September 20, 2005

Reversal of Fortunes

Filed under: Time - Ric @ 8:45 pm

All too familiar. I’ve been through these kinds of things before. I know very well the ins and outs of fortunes and their reversals. I lived as a dot com contractor during the crash that coincided with 911. That was a reversal of fortune on a very personal level resulting in a thing we like to call receivership. But this one was not like that.

…one of the outside indentured servants…

Today’s reversal of fortune was, for me, a more fortunate event. Today I got to be one of the outside indentured servants. Today I got to drive my car through the back roads of Central Ontario. The trees, rushing to beat the first official day of fall two days hence, display their autumnal colours boldly. Fall comes early in the north. Still warm enough to to leave the jacket at home, but late enough in the solar year for nature to dawn her multicoloured pajamas before winter’s sleep.

Today by fluke of corporate requirements I got the gift of time to be. To be out. To be free. To be engaged, even for a small moment of time, with the changing world around me. It’s a definite change of fortune, and I’m more fortunate for it.

A Little Circumnavigation

Filed under: Almanac - Ric @ 12:23 pm

It was on this day in 1519 that Ferdinand Magellan set out with his armada of five ships and 237 men on what became the first known voyage around the globe. Magellan was out to claim the Spice Islands for Spain. He had no idea how far he’d have to travel. The best-known map at the time placed Japan just a few hundred miles off of Mexico. Magellan’s ships were small, and they were not of the best quality, but they reached South America by winter and began to sail south along the coast. The men began to see strange new animals, including birds that they called “ducks without wings,” now known as penguins.

…Magellan managed to sail past nearly every single island in the South Pacific…

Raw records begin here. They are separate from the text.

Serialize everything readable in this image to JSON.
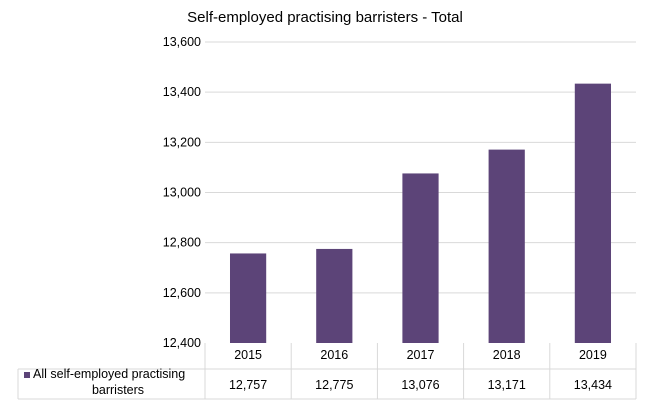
{
  "chart_data": {
    "type": "bar",
    "title": "Self-employed practising barristers - Total",
    "categories": [
      "2015",
      "2016",
      "2017",
      "2018",
      "2019"
    ],
    "series": [
      {
        "name": "All self-employed practising barristers",
        "values": [
          12757,
          12775,
          13076,
          13171,
          13434
        ],
        "color": "#5c4478"
      }
    ],
    "data_table": {
      "row_label_lines": [
        "All self-employed practising",
        "barristers"
      ],
      "cells": [
        "12,757",
        "12,775",
        "13,076",
        "13,171",
        "13,434"
      ]
    },
    "yticks": [
      "12,400",
      "12,600",
      "12,800",
      "13,000",
      "13,200",
      "13,400",
      "13,600"
    ],
    "ylim": [
      12400,
      13600
    ],
    "grid": true,
    "legend": "data-table"
  }
}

They met a very tall tribe of people who herded llamas, and Magellan nicknamed them “patagones” from the Spanish for “big feet.” And that piece of South America became known as Patagonia.

They almost turned back a dozen times, but they finally saw a narrow passage like the mouth of a river. They followed it to the other side, and they found themselves in a much calmer sea, which Magellan named the Pacific Ocean.

Magellan estimated that they would reach the Spice Islands in a few days. The weather was perfect for sailing, and everyone was hopeful. But days turned into weeks, the weeks into months, and the ships began to run out of food. Somehow, Magellan managed to sail past nearly every single island in the South Pacific, so there was no way to get more food. The men were reduced to eating oxhides and llama skins, and many died of starvation. They finally reached their destination in March, three and a half months after rounding the tip of South America.

Magellan himself died on one of the islands, trying to convert the local people to Christianity by force. Of the five original ships, only one made the entire journey back to Spain, carrying seventeen men, the only survivors of the original 237. As a reward, the captain of that single remaining ship was given a globe with a Latin inscription that said, “Thou first circumnavigated me.”